At this point I realized my unwanted guests had been hushed and sent on their way, the battle won for at least the night. The dark felt just a little bit lighter, and I finally managed to get some sleep.
I still regularly watch his content. Sometimes a balm on rough days, his voice has become as calming as he is entertaining. Except now I’m laughing and learning. It’s a whole thing I never really gave much thought after seeing a couple of the movies based off of it, but I’m enjoying the subject. I’m stating to watch the shows associated with it, and even bought a few things of my own, as there are clear favorites developing in that long list of characters. Also, some of them just look cool.
I know that in the grand scheme of things, this means very little to anyone but me, but I had to write this out. As an act of gratitude and thanks of course, but also because the urge to write was strong, and it was on my mind. You see, reader, the individual I’m writing about has referenced his own struggles on his twitter and his channel on occasion. He beats himself up quite a bit, and it breaks my heart.

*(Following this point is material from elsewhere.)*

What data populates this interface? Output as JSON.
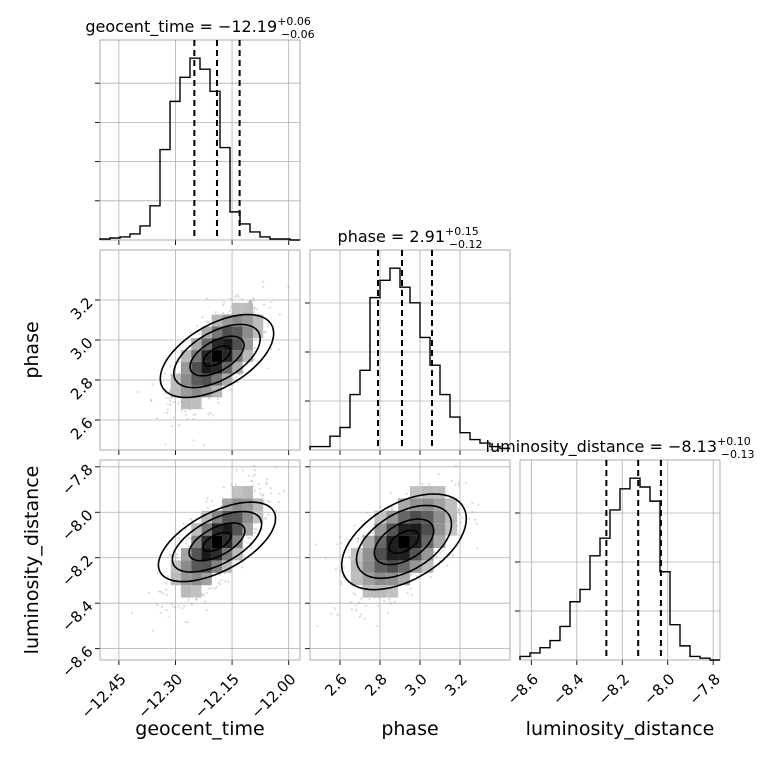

I wish I felt brave enough to send him this somehow. I wish I could tell him that he is enough, that he judges himself too harshly, and I wish I could change whatever made him doubt himself in the first place. But I don’t know how that would be received, since I don’t pretend to know him or what his life has been, and, being perfectly honest, it’s none of my business. So, for now I’ll just leave it here, a testament to how a person’s creativity can save other people and inspire them to create as well.

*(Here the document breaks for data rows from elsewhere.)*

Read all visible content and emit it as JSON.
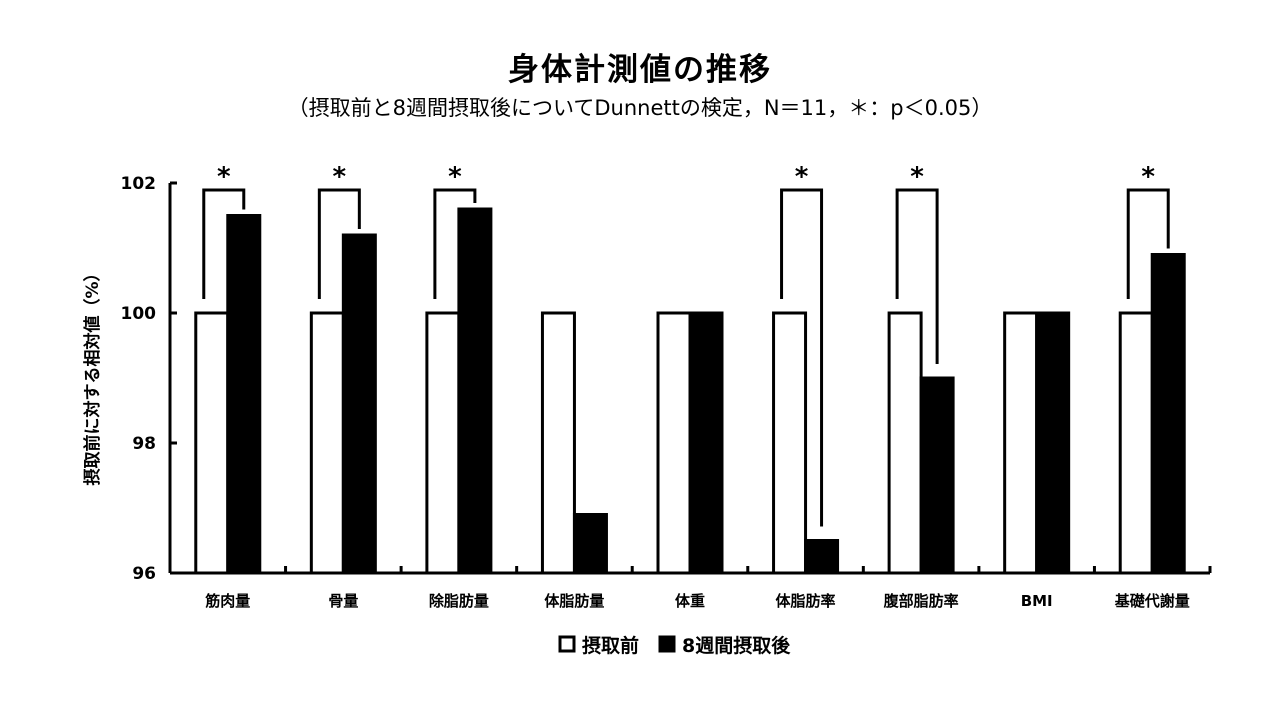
{
  "chart_data": {
    "type": "bar",
    "title": "身体計測値の推移",
    "subtitle": "（摂取前と8週間摂取後についてDunnettの検定，N＝11，＊：p＜0.05）",
    "ylabel": "摂取前に対する相対値（%）",
    "xlabel": "",
    "ylim": [
      96,
      102
    ],
    "yticks": [
      96,
      98,
      100,
      102
    ],
    "categories": [
      "筋肉量",
      "骨量",
      "除脂肪量",
      "体脂肪量",
      "体重",
      "体脂肪率",
      "腹部脂肪率",
      "BMI",
      "基礎代謝量"
    ],
    "series": [
      {
        "name": "摂取前",
        "color": "#ffffff",
        "values": [
          100,
          100,
          100,
          100,
          100,
          100,
          100,
          100,
          100
        ]
      },
      {
        "name": "8週間摂取後",
        "color": "#000000",
        "values": [
          101.5,
          101.2,
          101.6,
          96.9,
          100,
          96.5,
          99.0,
          100,
          100.9
        ]
      }
    ],
    "significance": [
      true,
      true,
      true,
      false,
      false,
      true,
      true,
      false,
      true
    ],
    "significance_marker": "*",
    "legend": {
      "position": "bottom",
      "items": [
        {
          "symbol": "□",
          "label": "摂取前"
        },
        {
          "symbol": "■",
          "label": "8週間摂取後"
        }
      ]
    },
    "grid": false
  }
}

So, for any creatives out there questioning your worth, know that you are seen. You never know how much your art means to people, and I am sure there is at least one person out there that cares about you like I care about him.
And just in case, by some twist of fate, you are the dear man that inspired me to write all of this, I want you to read the following very carefully: You are valued, you are loved, and you are enough. You are always enough.